Half-life range exploration

In order to explore the effect of hypothetical drug half-life on the better disease treatment results of continuous regimens over discontinuous regimens at the same AUC we performed the hypothetical drug screen but limiting the randomly generated drugs to different half-life ranges. Specifically, we explored drugs with decay parameters (μ) in 0.05 t−1 block windows from 0 t−1 to 1 t−1 which maps to half-lives (κ) from 19 minutes to 27 hours (See Supporting Information for the relationship between decay parameter and half-life). i.e. we generated hypothetical drugs with decay parameters between 0 t−1 and 0.05 t−1 then between 0.05 t−1 and 0.1 t−1 etc. For each ensemble of selected hypothetical drugs, we performed the best performing dose analysis and averaged the % HIV reactivation and % apoptosis for each regimen as above. The midpoint of the tested half-life range is plotted in Fig. 4.

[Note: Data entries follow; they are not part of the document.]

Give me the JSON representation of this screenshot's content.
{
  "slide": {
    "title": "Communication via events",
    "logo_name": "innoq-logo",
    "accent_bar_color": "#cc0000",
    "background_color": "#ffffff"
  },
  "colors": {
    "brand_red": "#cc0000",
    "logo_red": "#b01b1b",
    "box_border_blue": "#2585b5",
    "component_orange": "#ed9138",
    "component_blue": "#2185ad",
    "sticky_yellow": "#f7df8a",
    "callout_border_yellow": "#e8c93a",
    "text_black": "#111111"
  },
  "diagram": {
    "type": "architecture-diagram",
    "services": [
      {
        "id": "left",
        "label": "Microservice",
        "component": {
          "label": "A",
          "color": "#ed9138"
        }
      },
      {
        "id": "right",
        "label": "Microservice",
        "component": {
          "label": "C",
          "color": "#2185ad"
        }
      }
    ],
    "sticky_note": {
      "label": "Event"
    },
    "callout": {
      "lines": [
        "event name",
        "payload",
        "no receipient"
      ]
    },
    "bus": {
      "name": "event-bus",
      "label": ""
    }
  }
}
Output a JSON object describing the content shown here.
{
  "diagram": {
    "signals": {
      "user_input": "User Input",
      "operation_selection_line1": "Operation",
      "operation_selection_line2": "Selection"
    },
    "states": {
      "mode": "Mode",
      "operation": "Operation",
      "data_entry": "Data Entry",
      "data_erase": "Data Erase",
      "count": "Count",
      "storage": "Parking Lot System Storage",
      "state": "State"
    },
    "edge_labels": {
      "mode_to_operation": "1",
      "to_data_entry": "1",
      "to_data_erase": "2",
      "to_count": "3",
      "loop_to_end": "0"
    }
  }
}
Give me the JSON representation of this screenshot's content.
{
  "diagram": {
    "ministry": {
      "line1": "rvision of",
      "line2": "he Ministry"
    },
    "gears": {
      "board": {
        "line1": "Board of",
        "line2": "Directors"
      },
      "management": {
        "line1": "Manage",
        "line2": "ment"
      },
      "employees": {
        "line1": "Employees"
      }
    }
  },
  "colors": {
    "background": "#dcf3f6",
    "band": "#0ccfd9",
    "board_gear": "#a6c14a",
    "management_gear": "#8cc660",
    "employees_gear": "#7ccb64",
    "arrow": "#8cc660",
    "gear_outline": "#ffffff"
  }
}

Reverse engineering Vorinostat and Panobinostat drug exposure

We used the published values for the half-lives of Vorinostat (2 hours41) and Panobinostat (16 hours42) to reverse engineer the drug exposure in each scenario tested. In the described p24 assay drugs were applied once and the assay performed 48 hours later43. Therefore, drug exposure can be calculated by

$$E={0.5}^{(t/{\kappa }_{D})}{D}_{0},$$
(7)

where E is the total drug exposure, D0 is the concentration of the drug at time point 0, t is the current time point (we increment in hours) and κ D is the half-life of the drug in question. We then plotted drug exposure against the published p24 responses.